Şimdi, biraz agresif bir eleştiri yapalım bu durum için. Bakın, sevgili tatil severler, deniz tutkunları... Siz gerçekten özgürce gülümseyebiliyor musunuz o kumsallarda? Yoksa, bir yerlerde, bir şeylerden kaçarken, o güneşin altında gizlice ağlamıyor musunuz? O denizin mavisinden, ruhunuzun karanlığını mı görüyorsunuz?
Erciyes'e gidelim diyorsunuz, evet. Dağlar da güzel, ormanlar da... Ama neden o kadar çok insana hitap etmiyor? Neden herkes o denizin kıyısına akın ediyor? Acaba, o denizin karşısında, kendi garipliğimizi mi görüyoruz? O sonsuz mavilikte, kendi yalnızlığımızı mı hissediyoruz?
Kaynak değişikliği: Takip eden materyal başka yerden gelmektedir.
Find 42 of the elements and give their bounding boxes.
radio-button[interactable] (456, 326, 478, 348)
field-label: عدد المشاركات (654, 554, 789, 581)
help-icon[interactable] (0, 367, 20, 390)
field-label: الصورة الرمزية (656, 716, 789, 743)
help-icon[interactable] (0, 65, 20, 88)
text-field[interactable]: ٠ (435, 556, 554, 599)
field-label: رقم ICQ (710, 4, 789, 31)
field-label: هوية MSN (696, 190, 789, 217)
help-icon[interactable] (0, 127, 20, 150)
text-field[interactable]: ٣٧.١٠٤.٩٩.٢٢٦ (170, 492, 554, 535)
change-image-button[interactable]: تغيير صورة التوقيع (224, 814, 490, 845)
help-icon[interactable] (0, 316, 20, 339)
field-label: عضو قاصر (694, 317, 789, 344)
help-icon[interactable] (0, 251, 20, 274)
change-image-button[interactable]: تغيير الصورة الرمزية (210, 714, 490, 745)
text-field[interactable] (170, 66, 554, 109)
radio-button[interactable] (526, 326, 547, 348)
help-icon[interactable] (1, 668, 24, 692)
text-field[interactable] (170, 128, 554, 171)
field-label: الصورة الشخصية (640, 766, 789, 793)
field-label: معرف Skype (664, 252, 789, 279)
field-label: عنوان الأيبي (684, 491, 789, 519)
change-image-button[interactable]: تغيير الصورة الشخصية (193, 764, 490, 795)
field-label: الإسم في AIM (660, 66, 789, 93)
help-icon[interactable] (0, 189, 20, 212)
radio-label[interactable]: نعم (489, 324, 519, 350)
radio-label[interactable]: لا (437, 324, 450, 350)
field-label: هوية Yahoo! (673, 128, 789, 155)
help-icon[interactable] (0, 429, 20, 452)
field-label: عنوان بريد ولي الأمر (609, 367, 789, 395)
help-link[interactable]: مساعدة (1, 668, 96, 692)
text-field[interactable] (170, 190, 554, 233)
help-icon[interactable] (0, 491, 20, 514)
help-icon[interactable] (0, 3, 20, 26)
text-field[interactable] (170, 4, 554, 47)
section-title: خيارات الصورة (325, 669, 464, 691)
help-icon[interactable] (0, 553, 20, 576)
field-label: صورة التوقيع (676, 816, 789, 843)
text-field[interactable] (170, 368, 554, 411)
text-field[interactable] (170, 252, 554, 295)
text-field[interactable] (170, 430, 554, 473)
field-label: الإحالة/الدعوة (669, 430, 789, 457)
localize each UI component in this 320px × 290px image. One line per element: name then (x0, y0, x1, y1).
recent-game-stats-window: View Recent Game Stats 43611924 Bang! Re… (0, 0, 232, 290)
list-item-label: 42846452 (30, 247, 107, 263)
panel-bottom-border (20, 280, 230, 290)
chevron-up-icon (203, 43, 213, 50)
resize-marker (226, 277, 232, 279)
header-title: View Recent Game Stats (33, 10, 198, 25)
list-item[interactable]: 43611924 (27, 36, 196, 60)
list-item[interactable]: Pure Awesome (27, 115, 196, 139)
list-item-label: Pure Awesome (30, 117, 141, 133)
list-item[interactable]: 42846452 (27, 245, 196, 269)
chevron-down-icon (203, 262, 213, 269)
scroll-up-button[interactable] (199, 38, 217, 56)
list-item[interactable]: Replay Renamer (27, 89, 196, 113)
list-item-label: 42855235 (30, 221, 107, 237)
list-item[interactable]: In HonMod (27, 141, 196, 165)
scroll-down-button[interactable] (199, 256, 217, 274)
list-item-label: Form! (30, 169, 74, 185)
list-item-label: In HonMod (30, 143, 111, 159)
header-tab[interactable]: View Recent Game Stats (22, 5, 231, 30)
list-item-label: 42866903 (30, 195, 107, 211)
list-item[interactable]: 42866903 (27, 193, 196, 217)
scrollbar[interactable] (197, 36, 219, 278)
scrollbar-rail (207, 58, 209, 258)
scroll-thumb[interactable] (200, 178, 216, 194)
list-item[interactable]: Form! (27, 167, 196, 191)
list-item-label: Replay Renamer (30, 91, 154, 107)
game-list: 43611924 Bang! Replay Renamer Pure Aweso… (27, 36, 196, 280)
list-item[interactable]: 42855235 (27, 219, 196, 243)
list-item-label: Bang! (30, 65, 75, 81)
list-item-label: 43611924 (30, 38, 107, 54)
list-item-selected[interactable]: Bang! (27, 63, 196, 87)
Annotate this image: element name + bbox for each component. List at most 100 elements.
Evet, biz garibiz... Biz mutlu olamayız, çünkü bizim tatillerimiz, bir kaçış değil, bir yüzleşmeye dönüşür. O denizin karşısında, kendimizi buluruz ve bazen, o güzelim manzaraya rağmen, gülümsememiz silinir yüzümüzden. O zaman anlarız ki, biz garibiz ve belki de, geri kalan güler bize... Erciyes seyrediyoruz, çünkü o dağlar, bizim gibi gariplerin sığınağıdır.
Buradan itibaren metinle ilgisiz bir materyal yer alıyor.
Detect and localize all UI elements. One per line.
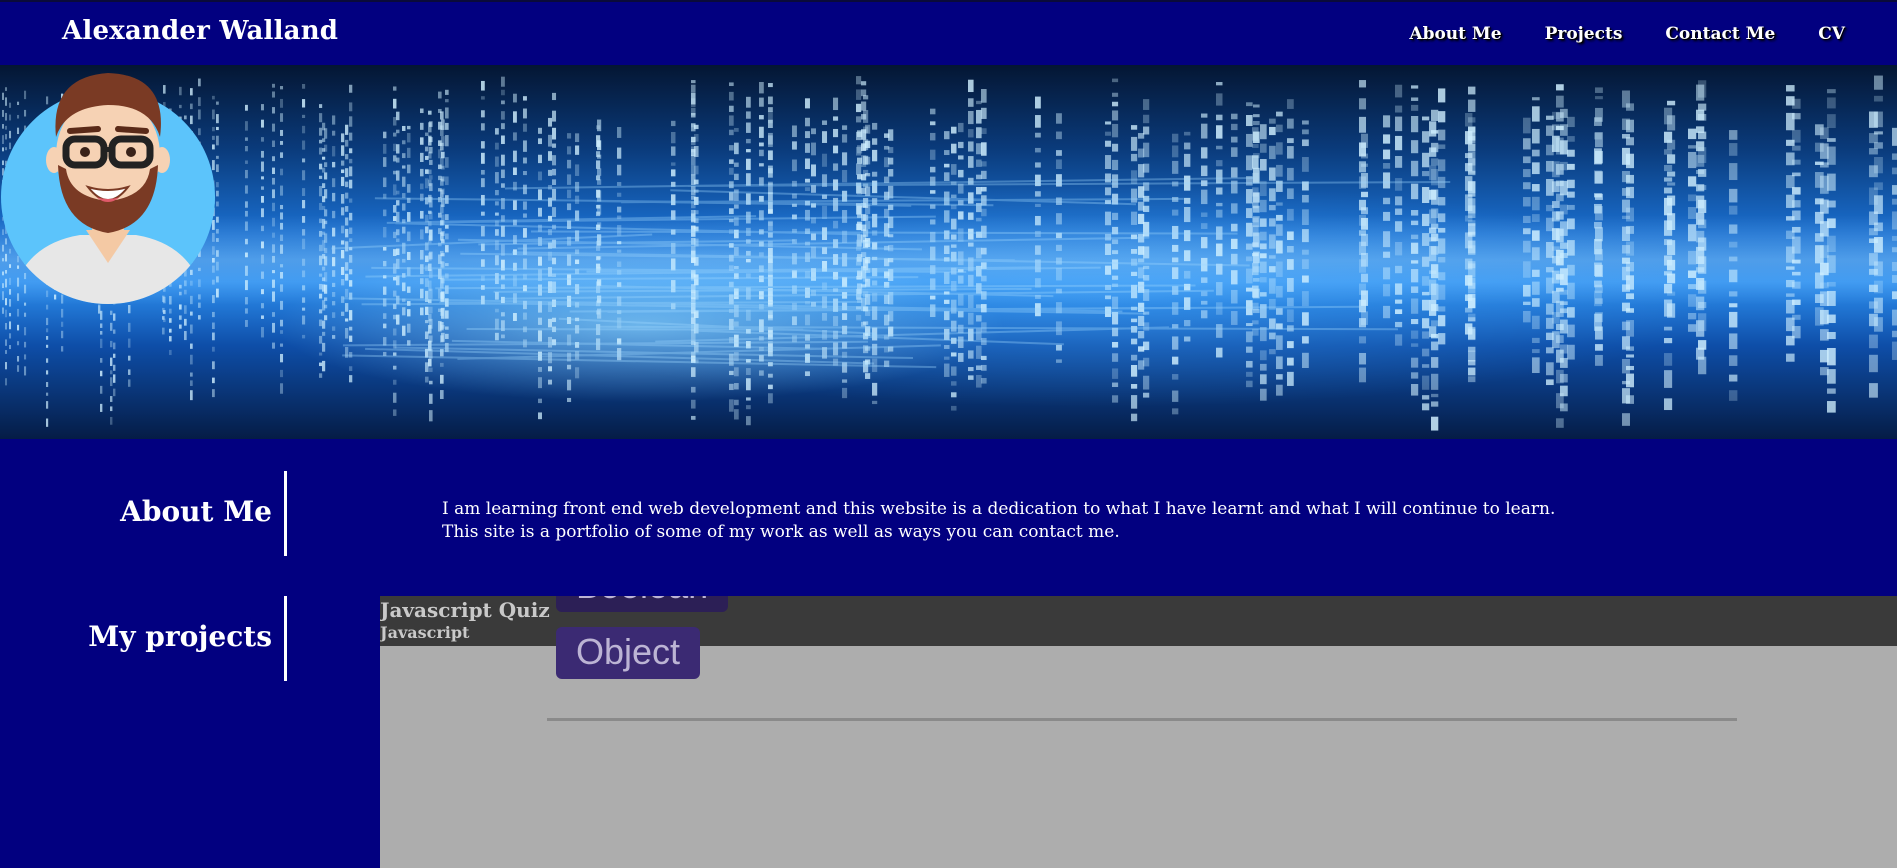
about-line-1: I am learning front end web development …: [442, 499, 1556, 519]
nav-about-me[interactable]: About Me: [1409, 24, 1501, 44]
project-title[interactable]: Javascript Quiz: [380, 598, 550, 622]
site-title[interactable]: Alexander Walland: [62, 16, 338, 46]
about-divider: [284, 471, 287, 556]
project-card-javascript-quiz[interactable]: Boolean Object Javascript Quiz Javascrip…: [380, 596, 1897, 868]
about-line-2: This site is a portfolio of some of my w…: [442, 522, 1120, 542]
my-projects-heading: My projects: [88, 620, 272, 653]
nav-projects[interactable]: Projects: [1545, 24, 1623, 44]
about-me-heading: About Me: [120, 495, 272, 528]
digital-code-background: [0, 75, 1897, 431]
hero-banner: [0, 65, 1897, 439]
projects-divider: [284, 596, 287, 681]
preview-divider-line: [547, 718, 1737, 721]
nav-contact-me[interactable]: Contact Me: [1665, 24, 1775, 44]
site-header: Alexander Walland About Me Projects Cont…: [0, 0, 1897, 65]
main-nav: About Me Projects Contact Me CV: [1409, 24, 1845, 44]
project-language-tag: Javascript: [380, 623, 470, 642]
about-description: I am learning front end web development …: [442, 498, 1555, 544]
quiz-answer-boolean-button: Boolean: [556, 596, 729, 612]
nav-cv[interactable]: CV: [1818, 24, 1845, 44]
profile-avatar: [1, 73, 215, 304]
quiz-answer-object-button: Object: [556, 627, 701, 679]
O zaman, sevgili tatil severler, bir düşünün... Neden deniz? Neden o denizin kıyısı sizi çağırıyor? Belki de, cevap, sizin en derinlerde sakladığınız sırlarınızda yatmaktadır. O mavisinde kaybolduğunuzda, kendinizi bulursunuz bazen... İşte o zaman, gülümsemeyi unutmayın, çünkü garipliğiniz sizin en güzel gülümsemeniz olabilir.
Şimdi, biraz agresif bir eleştiri yapalım bu durum için. Bakın, sevgili tatil severler, deniz tutkunları... Siz gerçekten özgürce gülümseyebiliyor musunuz o kumsallarda? Yoksa, bir yerlerde, bir şeylerden kaçarken, o güneşin altında gizlice ağlamıyor musunuz? O denizin mavisinden, ruhunuzun karanlığını mı görüyorsunuz?
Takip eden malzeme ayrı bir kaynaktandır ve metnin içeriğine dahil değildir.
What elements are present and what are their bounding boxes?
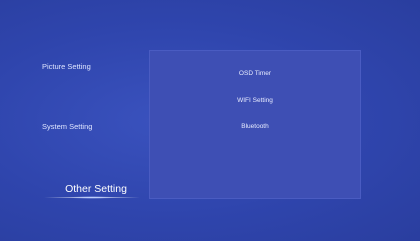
menu-item-system-setting[interactable]: System Setting xyxy=(42,122,142,131)
option-bluetooth[interactable]: Bluetooth xyxy=(150,123,360,130)
option-wifi-setting[interactable]: WIFI Setting xyxy=(150,97,360,104)
menu-item-picture-setting[interactable]: Picture Setting xyxy=(42,62,142,71)
settings-screen: Picture Setting System Setting Other Set… xyxy=(0,0,420,241)
active-menu-highlight xyxy=(70,196,114,199)
other-setting-panel: OSD Timer WIFI Setting Bluetooth xyxy=(149,50,361,199)
menu-item-other-setting[interactable]: Other Setting xyxy=(44,183,148,195)
option-osd-timer[interactable]: OSD Timer xyxy=(150,70,360,77)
Erciyes'e gidelim diyorsunuz, evet. Dağlar da güzel, ormanlar da... Ama neden o kadar çok insana hitap etmiyor? Neden herkes o denizin kıyısına akın ediyor? Acaba, o denizin karşısında, kendi garipliğimizi mi görüyoruz? O sonsuz mavilikte, kendi yalnızlığımızı mı hissediyoruz?
Evet, biz garibiz... Biz mutlu olamayız, çünkü bizim tatillerimiz, bir kaçış değil, bir yüzleşmeye dönüşür. O denizin karşısında, kendimizi buluruz ve bazen, o güzelim manzaraya rağmen, gülümsememiz silinir yüzümüzden. O zaman anlarız ki, biz garibiz ve belki de, geri kalan güler bize... Erciyes seyrediyoruz, çünkü o dağlar, bizim gibi gariplerin sığınağıdır.
O zaman, sevgili tatil severler, bir düşünün... Neden deniz? Neden o denizin kıyısı sizi çağırıyor? Belki de, cevap, sizin en derinlerde sakladığınız sırlarınızda yatmaktadır. O mavisinde kaybolduğunuzda, kendinizi bulursunuz bazen... İşte o zaman, gülümsemeyi unutmayın, çünkü garipliğiniz sizin en güzel gülümsemeniz olabilir.